Ethos da política . Há dois tipos de ética que o político enfrenta. A primeira é a ética das finalidades últimas, da qual a ação só leva em conta a intenção; o ator acredita que chegará no resultado previsto. É ingênuo quanto às mudanças de rumos, a gratuidade dos eventos, os efeitos inesperados. Assemelha-se à ética do evangelho, do Sermão da Montanha, que é uma devoção incondicional, absoluta; um completo dever de fidelidade. Pode ser visto com um certo senso de fé incondicional, sendo que todo desvio, por não prever os trilhos fora do lugar, jamais é levado em consideração. Aqui é um prato cheio para os revolucionários ideólogos racionalistas. Para estes, pouco importa os meios, desde que o resultado seja alcançado.


A ética dos fins últimos sempre foi uma ética religiosa que vislumbra um mundo melhor, distante desta realidade material dominada pela miséria e pela maldade. O racionalista devoto revolucionário moderno apropriou-se desta ética e desenvolveu uma crença secular, uma sociedade futura, um paraíso terreno, sem contradições e mazelas.


A segunda ética é a da responsabilidade. Por esse caminho leva-se em consideração os desvios, circunstâncias não desejadas, as ações imprevisíveis dos humanos, as ramificações daninhas. Quem age assim é flexível, capaz de ver a realidade tal como ela é; busca soluções concretas que, vez ou outra, pode condenar uma ética absoluta, ao menos momentaneamente.
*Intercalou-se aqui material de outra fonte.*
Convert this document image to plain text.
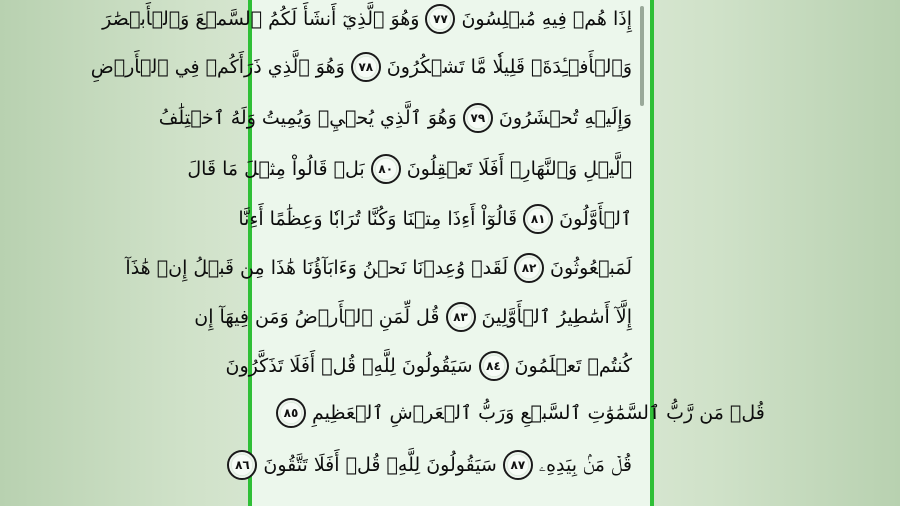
إِذَا هُمۡ فِيهِ مُبۡلِسُونَ
٧٧
وَهُوَ ٱلَّذِيٓ أَنشَأَ لَكُمُ ٱلسَّمۡعَ وَٱلۡأَبۡصَٰرَ
وَٱلۡأَفۡـِٔدَةَۚ قَلِيلٗا مَّا تَشۡكُرُونَ
٧٨
وَهُوَ ٱلَّذِي ذَرَأَكُمۡ فِي ٱلۡأَرۡضِ
وَإِلَيۡهِ تُحۡشَرُونَ
٧٩
وَهُوَ ٱلَّذِي يُحۡيِۦ وَيُمِيتُ وَلَهُ ٱخۡتِلَٰفُ
ٱلَّيۡلِ وَٱلنَّهَارِۚ أَفَلَا تَعۡقِلُونَ
٨٠
بَلۡ قَالُواْ مِثۡلَ مَا قَالَ
ٱلۡأَوَّلُونَ
٨١
قَالُوٓاْ أَءِذَا مِتۡنَا وَكُنَّا تُرَابٗا وَعِظَٰمًا أَءِنَّا
لَمَبۡعُوثُونَ
٨٢
لَقَدۡ وُعِدۡنَا نَحۡنُ وَءَابَآؤُنَا هَٰذَا مِن قَبۡلُ إِنۡ هَٰذَآ
إِلَّآ أَسَٰطِيرُ ٱلۡأَوَّلِينَ
٨٣
قُل لِّمَنِ ٱلۡأَرۡضُ وَمَن فِيهَآ إِن
كُنتُمۡ تَعۡلَمُونَ
٨٤
سَيَقُولُونَ لِلَّهِۚ قُلۡ أَفَلَا تَذَكَّرُونَ
قُلۡ مَن رَّبُّ ٱلسَّمَٰوَٰتِ ٱلسَّبۡعِ وَرَبُّ ٱلۡعَرۡشِ ٱلۡعَظِيمِ
٨٥
قُلۡ مَنۢ بِيَدِهِۦ
٨٧
سَيَقُولُونَ لِلَّهِۚ قُلۡ أَفَلَا تَتَّقُونَ
٨٦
Quem deseja ser um grande político vocacionado, uma grande liderança, não pode abrir mão do uso da violência. É um dado histórico. “Quem busca a salvação da alma, sua e de outros, não deve busca-la no caminho da política, pois as tarefas totalmente diferentes da política só poder ser resolvidas pela violência”.[6] A salvação religiosa é, portanto, secundária.


Será possível combinar as duas éticas mencionadas para um grande líder? Sim. Em Weber, a política é feito com a cabeça, mas também com paixão. O político com vocação superior deve ter sempre consciência responsável de seus atos – o que envolve pensar sobre os meios que deve utilizar num determinado contexto. Mas em algumas ocasiões, pode unir uma ação responsável com uma convicção que vem do fundo do coração e da alma. Existe tal possibilidade, no qual um suplementa o outro.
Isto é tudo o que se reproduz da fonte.